Updated May 16th, 2024 at 08:15 IST

Sebi eases KYC norms for mutual fund investors

In October 2023, Sebi mandated that all mutual fund investors link their PAN with Aadhaar to complete the KYC process by March 31, 2024.

Reported by: Business Desk

KYC norms for MF investors: The Securities and Exchange Board of India (Sebi) has eased the Know Your Customer (KYC) process for mutual fund investors by removing the requirement to link their permanent account number (PAN) with Aadhaar. The change allows investors to achieve a ‘KYC-registered’ status for mutual fund transactions. However, for unrestricted transactions across all fund houses, a ‘KYC-validated’ status, which requires PAN to be linked with Aadhaar, is still necessary. A KYC-registered status permits transactions only with the fund houses where the investor already has investments.

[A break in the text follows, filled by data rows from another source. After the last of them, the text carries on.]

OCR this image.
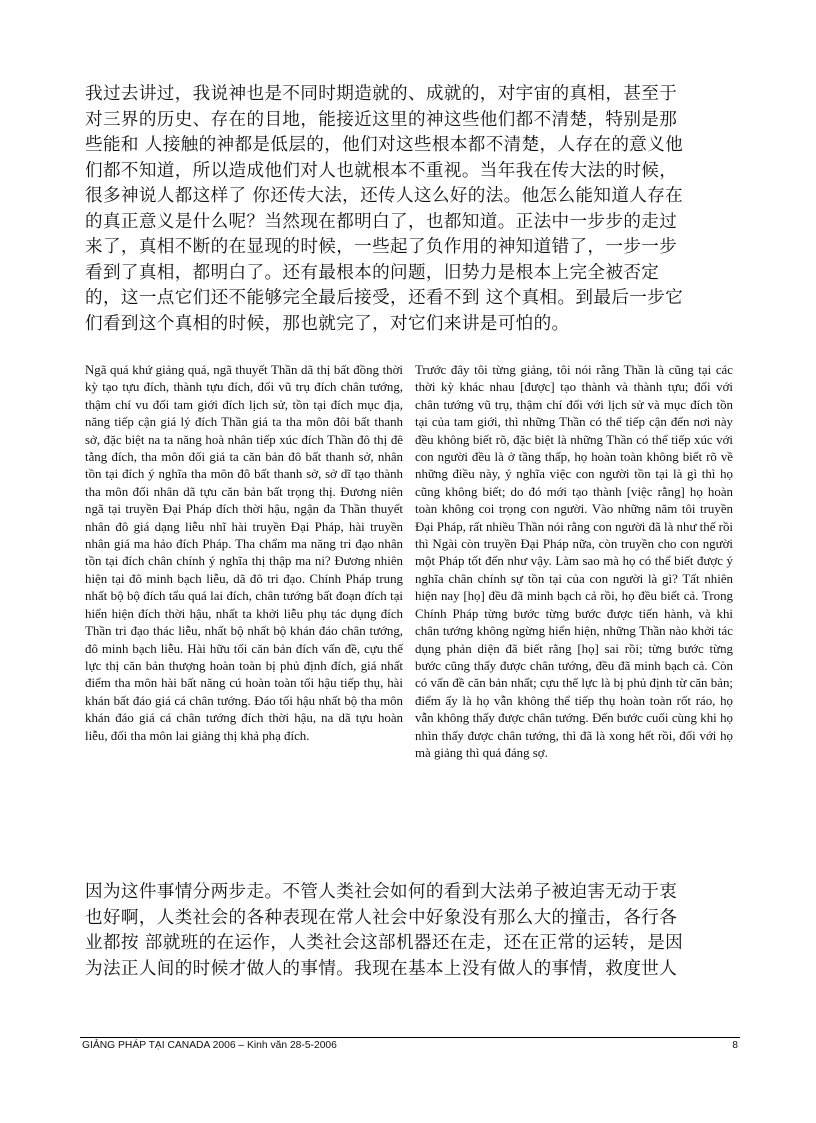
我过去讲过，我说神也是不同时期造就的、成就的，对宇宙的真相，甚至于
对三界的历史、存在的目地，能接近这里的神这些他们都不清楚，特别是那
些能和 人接触的神都是低层的，他们对这些根本都不清楚，人存在的意义他
们都不知道，所以造成他们对人也就根本不重视。当年我在传大法的时候，
很多神说人都这样了 你还传大法，还传人这么好的法。他怎么能知道人存在
的真正意义是什么呢？当然现在都明白了，也都知道。正法中一步步的走过
来了，真相不断的在显现的时候，一些起了负作用的神知道错了，一步一步
看到了真相，都明白了。还有最根本的问题，旧势力是根本上完全被否定
的，这一点它们还不能够完全最后接受，还看不到 这个真相。到最后一步它
们看到这个真相的时候，那也就完了，对它们来讲是可怕的。

Ngã quá khứ giảng quá, ngã thuyết Thần dã thị bất đồng thời kỳ tạo tựu đích, thành tựu đích, đối vũ trụ đích chân tướng, thậm chí vu đối tam giới đích lịch sử, tồn tại đích mục địa, năng tiếp cận giá lý đích Thần giá ta tha môn đôi bất thanh sở, đặc biệt na ta năng hoà nhân tiếp xúc đích Thần đô thị đê tằng đích, tha môn đối giá ta căn bản đô bất thanh sở, nhân tồn tại đích ý nghĩa tha môn đô bất thanh sở, sở dĩ tạo thành tha môn đối nhân dã tựu căn bản bất trọng thị. Đương niên ngã tại truyền Đại Pháp đích thời hậu, ngận đa Thần thuyết nhân đô giá dạng liễu nhĩ hài truyền Đại Pháp, hài truyền nhân giá ma hảo đích Pháp. Tha chẩm ma năng tri đạo nhân tồn tại đích chân chính ý nghĩa thị thập ma ni? Đương nhiên hiện tại đô minh bạch liễu, dã đô tri đạo. Chính Pháp trung nhất bộ bộ đích tẩu quá lai đích, chân tướng bất đoạn đích tại hiển hiện đích thời hậu, nhất ta khởi liễu phụ tác dụng đích Thần tri đạo thác liễu, nhất bộ nhất bộ khán đáo chân tướng, đô minh bạch liễu. Hài hữu tối căn bản đích vấn đề, cựu thế lực thị căn bản thượng hoàn toàn bị phủ định đích, giá nhất điểm tha môn hài bất năng cú hoàn toàn tối hậu tiếp thụ, hài khán bất đáo giá cá chân tướng. Đáo tối hậu nhất bộ tha môn khán đáo giá cá chân tướng đích thời hậu, na dã tựu hoàn liễu, đối tha môn lai giảng thị khả phạ đích.

Trước đây tôi từng giảng, tôi nói rằng Thần là cũng tại các thời kỳ khác nhau [được] tạo thành và thành tựu; đối với chân tướng vũ trụ, thậm chí đối với lịch sử và mục đích tồn tại của tam giới, thì những Thần có thể tiếp cận đến nơi này đều không biết rõ, đặc biệt là những Thần có thể tiếp xúc với con người đều là ở tầng thấp, họ hoàn toàn không biết rõ về những điều này, ý nghĩa việc con người tồn tại là gì thì họ cũng không biết; do đó mới tạo thành [việc rằng] họ hoàn toàn không coi trọng con người. Vào những năm tôi truyền Đại Pháp, rất nhiều Thần nói rằng con người đã là như thế rồi thì Ngài còn truyền Đại Pháp nữa, còn truyền cho con người một Pháp tốt đến như vậy. Làm sao mà họ có thể biết được ý nghĩa chân chính sự tồn tại của con người là gì? Tất nhiên hiện nay [họ] đều đã minh bạch cả rồi, họ đều biết cả. Trong Chính Pháp từng bước từng bước được tiến hành, và khi chân tướng không ngừng hiển hiện, những Thần nào khởi tác dụng phản diện đã biết rằng [họ] sai rồi; từng bước từng bước cũng thấy được chân tướng, đều đã minh bạch cả. Còn có vấn đề căn bản nhất; cựu thế lực là bị phủ định từ căn bản; điểm ấy là họ vẫn không thể tiếp thụ hoàn toàn rốt ráo, họ vẫn không thấy được chân tướng. Đến bước cuối cùng khi họ nhìn thấy được chân tướng, thì đã là xong hết rồi, đối với họ mà giảng thì quá đáng sợ.

因为这件事情分两步走。不管人类社会如何的看到大法弟子被迫害无动于衷
也好啊，人类社会的各种表现在常人社会中好象没有那么大的撞击，各行各
业都按 部就班的在运作，人类社会这部机器还在走，还在正常的运转，是因
为法正人间的时候才做人的事情。我现在基本上没有做人的事情，救度世人
GIẢNG PHÁP TẠI CANADA 2006 – Kinh văn 28-5-2006	8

Following the implementation of mutual fund KYC (Know Your Customer) rules on April 1, approximately 13 million accounts were suspended due to incomplete KYC, with about 3 per cent of mutual fund accounts marked with a ‘KYC hold’ status.


Neeraj Gaurh, Senior Vice President and Fund Manager at Axis Securities PMS, noted, "This is a relief for mutual fund investors, but the KYC-registered status has its limitations. More investors are linking their PAN with Aadhaar to enjoy unrestricted transactions across fund houses." However, he added that this development benefits those who prefer to keep things simple with their existing fund houses.

The KYC process, mandated for banks, fund houses, and stock brokers, verifies an investor’s identity to prevent fraudulent activities. In October 2023, Sebi mandated that all mutual fund investors link their PAN with Aadhaar to complete the KYC process by March 31, 2024. Failure to do so would result in the KYC process being put on hold, halting all investment activities, including systematic investment plans (SIPs) and lump sum purchases.


The mandate led to the temporary suspension of numerous mutual fund accounts that had completed KYC using alternative documents like a bank passbook or account statement as proof of address, dating back to a time when non-Aadhaar and non-officially valid documents were accepted for KYC registration.

Under the revised circular in the risk management framework, Sebi has instructed KYC registration agency (KRA) websites to verify three attributes of all clients' records—PAN, name, and address—within two days of receiving the information, eliminating the need to check the PAN and Aadhaar linkage.


Investors can obtain the “KYC-registered” status by completing KYC with other Officially Valid Documents (OVDs) such as an Aadhaar, passport, driving licence, or voter ID card.